Het Schönberg Ensemble heeft menige muzikale lans gebroken voor onder het stof geraakte partituren waarvan de inkt nog niet eens is opgedroogd. Zij doen dit al twintig jaar onder leiding van Reinbert de Leeuw welke door de directeur van Muziekcentrum Vredenburg in zijn toespraak werd getypeerd als een 'Jezuïet'. Aannemelijk is dat hij hiermee De Leeuw een compliment wilde maken. Twintig jaar Schönberg Ensemble is iets om even bij stil te staan en het is dan ook zeker een feestelijk concert waard. Voor de gelegenheid had Oliver Knussen (Engels componist en dirigent) een 'feest'marsch met de titel "Organum" gecomponeerd. Geheel in de traditie van Knussen draaide De Leeuw zich na de wereldpremière van dit weemoedige feestmarsje van drie minuten om naar het publiek en zei: Deze muziek is prachtig maar zo snel voorbij dat u het vast nog wel een keer wilt horen. Waarop "Organum" gebiseerd werd.

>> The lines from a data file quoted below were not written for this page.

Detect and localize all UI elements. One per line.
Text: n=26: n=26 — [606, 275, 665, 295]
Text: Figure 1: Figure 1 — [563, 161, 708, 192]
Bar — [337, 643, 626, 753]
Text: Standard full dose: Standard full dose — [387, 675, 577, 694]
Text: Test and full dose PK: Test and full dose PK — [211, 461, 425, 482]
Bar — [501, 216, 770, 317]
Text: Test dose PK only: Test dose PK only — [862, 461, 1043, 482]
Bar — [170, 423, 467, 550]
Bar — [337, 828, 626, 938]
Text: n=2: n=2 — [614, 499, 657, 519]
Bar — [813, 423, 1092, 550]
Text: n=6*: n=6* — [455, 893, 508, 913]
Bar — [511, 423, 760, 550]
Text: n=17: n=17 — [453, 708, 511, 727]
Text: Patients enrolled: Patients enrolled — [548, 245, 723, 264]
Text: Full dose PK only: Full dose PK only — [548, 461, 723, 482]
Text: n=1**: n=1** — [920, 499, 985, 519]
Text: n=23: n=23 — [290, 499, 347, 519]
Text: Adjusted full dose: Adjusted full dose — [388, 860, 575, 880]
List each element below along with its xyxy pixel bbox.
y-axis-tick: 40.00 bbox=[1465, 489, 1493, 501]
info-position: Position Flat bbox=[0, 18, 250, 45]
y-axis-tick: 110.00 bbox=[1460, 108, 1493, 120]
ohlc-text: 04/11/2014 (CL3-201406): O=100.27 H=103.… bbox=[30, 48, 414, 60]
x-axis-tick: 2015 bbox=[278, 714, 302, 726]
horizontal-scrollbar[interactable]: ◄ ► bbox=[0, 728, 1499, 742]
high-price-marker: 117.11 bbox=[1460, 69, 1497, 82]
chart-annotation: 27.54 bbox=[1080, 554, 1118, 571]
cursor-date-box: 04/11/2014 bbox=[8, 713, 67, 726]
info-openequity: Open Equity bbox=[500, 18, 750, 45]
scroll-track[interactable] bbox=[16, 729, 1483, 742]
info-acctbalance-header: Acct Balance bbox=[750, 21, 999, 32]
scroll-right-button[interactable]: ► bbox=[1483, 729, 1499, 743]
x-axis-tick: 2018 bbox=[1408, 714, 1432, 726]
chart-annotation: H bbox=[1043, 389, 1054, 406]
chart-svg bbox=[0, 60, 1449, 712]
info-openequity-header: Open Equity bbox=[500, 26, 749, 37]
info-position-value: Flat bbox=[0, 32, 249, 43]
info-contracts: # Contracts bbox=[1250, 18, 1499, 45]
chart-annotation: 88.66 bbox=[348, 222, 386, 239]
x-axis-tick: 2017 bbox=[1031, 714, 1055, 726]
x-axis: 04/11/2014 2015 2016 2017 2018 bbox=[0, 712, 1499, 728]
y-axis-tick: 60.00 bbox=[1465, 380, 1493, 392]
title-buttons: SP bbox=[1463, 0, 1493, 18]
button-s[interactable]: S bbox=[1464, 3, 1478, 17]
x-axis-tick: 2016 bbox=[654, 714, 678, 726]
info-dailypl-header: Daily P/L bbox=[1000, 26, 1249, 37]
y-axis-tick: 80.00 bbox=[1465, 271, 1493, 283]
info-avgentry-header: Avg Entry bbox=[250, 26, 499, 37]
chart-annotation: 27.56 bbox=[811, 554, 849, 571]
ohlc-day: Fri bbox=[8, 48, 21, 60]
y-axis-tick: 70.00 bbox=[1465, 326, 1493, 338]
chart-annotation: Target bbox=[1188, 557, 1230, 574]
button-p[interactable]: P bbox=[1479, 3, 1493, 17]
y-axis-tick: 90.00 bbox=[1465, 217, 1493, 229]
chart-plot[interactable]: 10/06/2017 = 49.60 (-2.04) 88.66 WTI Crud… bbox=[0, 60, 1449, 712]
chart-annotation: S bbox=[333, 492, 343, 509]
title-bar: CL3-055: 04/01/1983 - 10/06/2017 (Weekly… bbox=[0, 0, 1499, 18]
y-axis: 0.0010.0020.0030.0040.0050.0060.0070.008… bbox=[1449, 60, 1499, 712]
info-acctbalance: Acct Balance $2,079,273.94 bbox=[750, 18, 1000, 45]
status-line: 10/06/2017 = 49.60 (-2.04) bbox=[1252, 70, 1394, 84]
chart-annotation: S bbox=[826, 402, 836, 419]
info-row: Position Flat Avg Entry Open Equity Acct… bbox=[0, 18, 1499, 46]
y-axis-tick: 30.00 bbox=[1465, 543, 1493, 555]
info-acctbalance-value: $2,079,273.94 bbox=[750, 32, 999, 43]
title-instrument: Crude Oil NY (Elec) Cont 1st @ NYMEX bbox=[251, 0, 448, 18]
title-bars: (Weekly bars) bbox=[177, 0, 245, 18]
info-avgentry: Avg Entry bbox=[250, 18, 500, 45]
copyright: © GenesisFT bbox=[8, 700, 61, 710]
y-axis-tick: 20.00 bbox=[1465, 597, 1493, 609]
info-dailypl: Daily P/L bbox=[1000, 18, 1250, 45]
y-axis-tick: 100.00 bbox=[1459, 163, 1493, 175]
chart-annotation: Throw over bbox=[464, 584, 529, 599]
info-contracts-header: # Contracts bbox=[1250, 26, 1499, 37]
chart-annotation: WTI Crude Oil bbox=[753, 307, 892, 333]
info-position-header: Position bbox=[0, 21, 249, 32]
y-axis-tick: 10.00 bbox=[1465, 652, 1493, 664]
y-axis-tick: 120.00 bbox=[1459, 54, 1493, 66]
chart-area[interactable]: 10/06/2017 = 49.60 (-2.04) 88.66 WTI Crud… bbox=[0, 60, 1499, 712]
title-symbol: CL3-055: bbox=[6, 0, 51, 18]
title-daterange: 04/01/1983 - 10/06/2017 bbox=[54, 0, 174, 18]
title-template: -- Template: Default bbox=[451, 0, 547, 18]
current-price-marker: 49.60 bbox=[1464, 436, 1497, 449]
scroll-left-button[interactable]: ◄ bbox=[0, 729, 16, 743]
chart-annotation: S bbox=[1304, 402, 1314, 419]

Opvallend in het programma was een nieuw stuk van de jonge componist Micha Hamel (1970). Zijn "...blättern..." voor het Schönberg Ensemble is een "klont vol vage herinneringen aan een voorbije tijd" bestaande uit "Weense flarden van wals tot dodecafonie". Deze beschrijving is evenals de titel zeer acuraat. Flarden van melodieën en onafgemaakte motieven bereikten in een korte vioolsolo haar hoogtepunt. Het stuk was kort maar kwalitatief zeer goed. Mooi van instrumentatie, consistent, duidelijk in haar structuur en ook auditief zeer fraai. Het verschil met "Het gebroken oor" van Cornelis de Bondt, een stuk uit 1983/1984, was opvallend. Het werk is gecomponeerd volgens een vastgesteld systeem met als rode draad de noot As, geïnspireerd op Schönbergs "Kammersymfonie" opus 9 uit 1906 waarin deze noot het tooncentrum representeert. "Het gebroken oor" is absoluut gedateerd en heeft geen enkele esthetische waarde. Het werk is saai en vervelend, maar laat duidelijk horen waar componisten zich in die jaren mee bezig hielden. Gelukkig is die tijd nu voorbij, mathematische systemen bestaan nog steeds ook bij jonge componisten maar het melodische element krijgt haar verloren esthetische positie gelukkig weer een beetje terug, wat door Hamels "...blättern..." zo raak getypeerd werd.
Hoogtepunt
Een spectaculair hoogtepunt was "Samuel Beckett: What is the
Word" van György Kurtág uit 1991. Het ensemble is hierin
verdeeld over drie gelijke instrumentale groepen, een vocaal kwintet in
het midden en in het centrum de recitante, de piano, viool, harp, celesta,
Hongaars cimbaal en de dirigent. Vredenburg leende zich niet voor de voorgeschreven
opstelling, zodat rondom op de balkons de drie instrumentale groepen en
het vocaal kwintet waren geplaatst, de slagwerker op marimba en dergelijke
in het midden van de zaal en de dirigent, de resterende instrumentalisten
en de recitante op het podium. Dit werk beleefde haar Nederlandse première
en was zeer verrassend door de continue wisseling van klankrichting. Het
reciteren van het gedicht in een Hongaarse vertaling met een gebroken stem
door de actrice Ildikó Monyók aan wie het stuk is opgedragen,
had een puur dramatische effect dat werd beklemtoond door het vocaal kwintet
dat de tekst in het Engels zong, fluisterde of schreewde.
Uiteraard mocht een werk van Schönberg niet op het programma ontbreken. Diens "Kammersymfonie" opus 9 behoeft geen nadere toelichting en is het ensemble op het lijf geschreven. Het ensemble vernoemt naar deze componist heeft een klankkleur waar ze trots op mogen zijn. Om maar niet te spreken over de kwaliteit van de instrumentalisten die echt onberispelijk is. De Bondt, Knussen en Hamel in prachtig krijtpak waren in de zaal aanwezig en werden door het kleine publiek passend beloond. De uiteindelijke lof was uiteraard voor het jarige Schönberg Ensemble en hun dirigent Reinbert de Leeuw die een staande ovatie ontvingen.